Today is 100 days of school for my grandson. Last night his mother posted pictures on FB of him and his 100 Crayola crayons that he was counting and packing to take to preschool today. So, when he arrived at my house and sat down for breakfast, I asked him if he could count to 100 for me. Of course he could! What joy Papaw and I had as we watched his face as he got closer and closer to the magic "100". It was one of those moments I wanted to freeze and keep forever.
Parents and grandparents of any age child, but especially preschoolers, experience those feelings of wanting to hang on to every precious moment and to never forget the expressions, the activities, and the joy of being a child. My own three children grew up in the 70's and 80's before digital cameras and cell phones that make it so easy to snap a picture. My relatively sparse collection of their childhood photographs does not adequately capture all their cute moments, their awkward phases, their relationships with toys, pets, friends, and each other.
Being a grandparent has given me a "do-over" experience--not with my own children, but with my grandchildren. Although I don't see the older two very often, they know that when Lottie arrives, so does her camera, and so do her expectations of taking loads of pictures! The younger two, who are at my house multiple times a week, are becoming pros at this: "Look, Lottie, here is a pocket of light!" "Lottie, I see a bird in your yard!" "Lottie, I want to take a picture!" I'm blessed to be able to document their childhood and add my memories to those of their parents.
Today, I was reminded through Jack of his Uncle Matt when he was the same age, of his love of lining up toys (usually little cars, but also the same soldiers Jack was playing with). I'm counting the memories as Jack and I count dinosaurs and Indians and soldiers and crayons. Joyful day!

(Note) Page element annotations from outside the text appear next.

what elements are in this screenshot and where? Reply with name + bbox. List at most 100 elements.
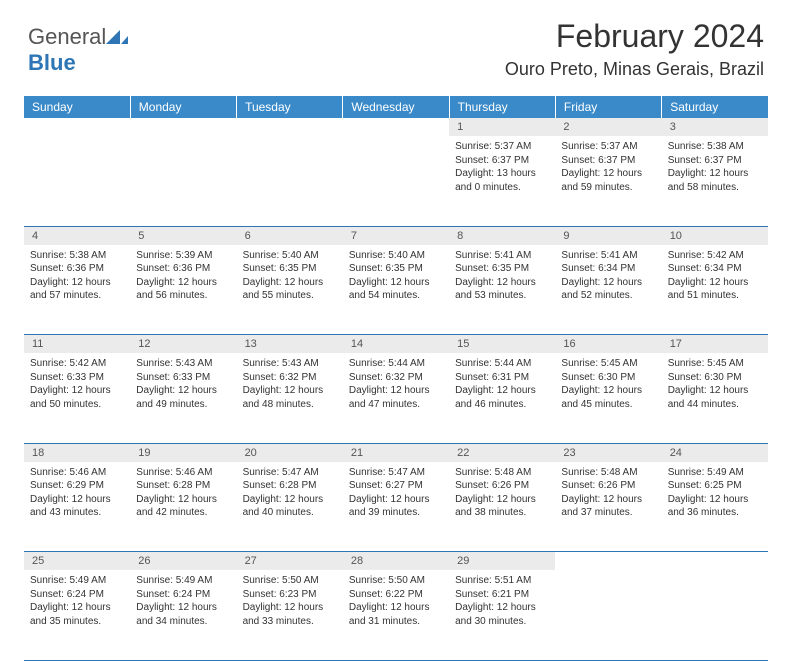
day-cell-content: Sunrise: 5:41 AMSunset: 6:34 PMDaylight:… (555, 245, 661, 307)
day-number: 11 (24, 335, 130, 354)
week-row: Sunrise: 5:38 AMSunset: 6:36 PMDaylight:… (24, 245, 768, 335)
sunrise-text: Sunrise: 5:44 AM (349, 357, 443, 371)
day-cell-content: Sunrise: 5:45 AMSunset: 6:30 PMDaylight:… (662, 353, 768, 415)
daylight-text: and 38 minutes. (455, 506, 549, 520)
daylight-text: Daylight: 12 hours (455, 276, 549, 290)
weekday-header: Monday (130, 96, 236, 118)
sunset-text: Sunset: 6:23 PM (243, 588, 337, 602)
day-number: 29 (449, 552, 555, 571)
sunrise-text: Sunrise: 5:39 AM (136, 249, 230, 263)
day-number: 17 (662, 335, 768, 354)
day-cell (555, 570, 661, 660)
daylight-text: and 36 minutes. (668, 506, 762, 520)
weekday-header: Wednesday (343, 96, 449, 118)
sunrise-text: Sunrise: 5:48 AM (455, 466, 549, 480)
daylight-text: Daylight: 12 hours (243, 276, 337, 290)
weekday-header: Friday (555, 96, 661, 118)
day-cell: Sunrise: 5:41 AMSunset: 6:35 PMDaylight:… (449, 245, 555, 335)
weekday-header: Saturday (662, 96, 768, 118)
sunrise-text: Sunrise: 5:46 AM (136, 466, 230, 480)
sunset-text: Sunset: 6:28 PM (136, 479, 230, 493)
day-number (662, 552, 768, 571)
day-cell-content: Sunrise: 5:48 AMSunset: 6:26 PMDaylight:… (555, 462, 661, 524)
sunrise-text: Sunrise: 5:43 AM (136, 357, 230, 371)
sunrise-text: Sunrise: 5:49 AM (136, 574, 230, 588)
day-cell: Sunrise: 5:41 AMSunset: 6:34 PMDaylight:… (555, 245, 661, 335)
daylight-text: and 39 minutes. (349, 506, 443, 520)
daylight-text: Daylight: 12 hours (243, 601, 337, 615)
sunrise-text: Sunrise: 5:47 AM (349, 466, 443, 480)
daylight-text: Daylight: 12 hours (30, 493, 124, 507)
calendar-header: SundayMondayTuesdayWednesdayThursdayFrid… (24, 96, 768, 118)
day-cell-content: Sunrise: 5:46 AMSunset: 6:28 PMDaylight:… (130, 462, 236, 524)
day-cell: Sunrise: 5:45 AMSunset: 6:30 PMDaylight:… (555, 353, 661, 443)
day-number: 1 (449, 118, 555, 136)
daylight-text: and 30 minutes. (455, 615, 549, 629)
sunrise-text: Sunrise: 5:50 AM (243, 574, 337, 588)
day-cell-content: Sunrise: 5:51 AMSunset: 6:21 PMDaylight:… (449, 570, 555, 632)
sunset-text: Sunset: 6:32 PM (349, 371, 443, 385)
daylight-text: and 43 minutes. (30, 506, 124, 520)
sunset-text: Sunset: 6:37 PM (668, 154, 762, 168)
daylight-text: and 34 minutes. (136, 615, 230, 629)
page-title: February 2024 (505, 18, 764, 55)
daylight-text: Daylight: 12 hours (136, 276, 230, 290)
day-cell: Sunrise: 5:37 AMSunset: 6:37 PMDaylight:… (555, 136, 661, 226)
day-number (555, 552, 661, 571)
day-cell-content: Sunrise: 5:47 AMSunset: 6:28 PMDaylight:… (237, 462, 343, 524)
daylight-text: and 58 minutes. (668, 181, 762, 195)
sunrise-text: Sunrise: 5:38 AM (30, 249, 124, 263)
daylight-text: Daylight: 12 hours (561, 167, 655, 181)
week-row: Sunrise: 5:49 AMSunset: 6:24 PMDaylight:… (24, 570, 768, 660)
day-number: 20 (237, 443, 343, 462)
sunset-text: Sunset: 6:37 PM (455, 154, 549, 168)
day-number: 24 (662, 443, 768, 462)
day-cell: Sunrise: 5:40 AMSunset: 6:35 PMDaylight:… (343, 245, 449, 335)
day-number (24, 118, 130, 136)
sunset-text: Sunset: 6:35 PM (349, 262, 443, 276)
daylight-text: Daylight: 12 hours (136, 493, 230, 507)
daylight-text: and 45 minutes. (561, 398, 655, 412)
sunrise-text: Sunrise: 5:37 AM (561, 140, 655, 154)
sunrise-text: Sunrise: 5:42 AM (668, 249, 762, 263)
day-number: 14 (343, 335, 449, 354)
title-block: February 2024 Ouro Preto, Minas Gerais, … (505, 18, 764, 80)
week-row: Sunrise: 5:37 AM Sunset: 6:37 PM Daylight:… (24, 136, 768, 226)
day-cell: Sunrise: 5:43 AMSunset: 6:33 PMDaylight:… (130, 353, 236, 443)
sunrise-text: Sunrise: 5:40 AM (349, 249, 443, 263)
daylight-text: Daylight: 12 hours (668, 493, 762, 507)
day-number (130, 118, 236, 136)
day-cell-content: Sunrise: 5:49 AMSunset: 6:25 PMDaylight:… (662, 462, 768, 524)
daynum-row: 2526272829 (24, 552, 768, 571)
day-number: 10 (662, 226, 768, 245)
sunset-text: Sunset: 6:26 PM (455, 479, 549, 493)
sunset-text: Sunset: 6:36 PM (136, 262, 230, 276)
daylight-text: Daylight: 12 hours (455, 601, 549, 615)
sunset-text: Sunset: 6:21 PM (455, 588, 549, 602)
day-cell: Sunrise: 5:45 AMSunset: 6:30 PMDaylight:… (662, 353, 768, 443)
day-number: 23 (555, 443, 661, 462)
day-cell: Sunrise: 5:50 AMSunset: 6:22 PMDaylight:… (343, 570, 449, 660)
daylight-text: Daylight: 12 hours (349, 276, 443, 290)
calendar-body: 1 23 Sunrise: 5:37 AM Sunset: 6:37 PM Dayli… (24, 118, 768, 660)
sunset-text: Sunset: 6:34 PM (561, 262, 655, 276)
sunrise-text: Sunrise: 5:45 AM (668, 357, 762, 371)
day-cell-content: Sunrise: 5:42 AMSunset: 6:33 PMDaylight:… (24, 353, 130, 415)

During the recent cold weather here in North Alabama, my husband and I had fun (he might debate that!) trying to create bubbles that would land on the ground and freeze, enabling me to photograph them. Instead, our bubbles floated away, making it very difficult to take pictures of them! The one above was one of the few that I captured that contained a reflection, which is what I really wanted to get.
Have you noticed how much little boys often reflect what they have seen in their dads? My daughter told me a few months back that her four-year-old had decided he didn't need to sleep in a pajama shirt anymore--he had noticed that his dad didn't, and, therefore, he concluded that he didn't need to either. (Never mind that it was winter and nights were cold!)
I had my own opportunity to observe this desire to imitate or reflect something of his dad recently when they were at our house for Sunday lunch following church. Jack had on his oxford button-down when he arrived, but I noticed when he sat down to eat that he was shirtless! His dad always takes off his outer shirt prior to eating our typical Sunday spaghetti meal and hangs it on a chair. There, in the dining room, was Jack's Sunday shirt hanging beside his dad's.
I love that Jack wants to be like his dad! And, because I'm always taking his picture, I often see just how much he looks like his dad! Someday, these photographs will remind his parents of these sweet times when a boy wanted to be just like his dad.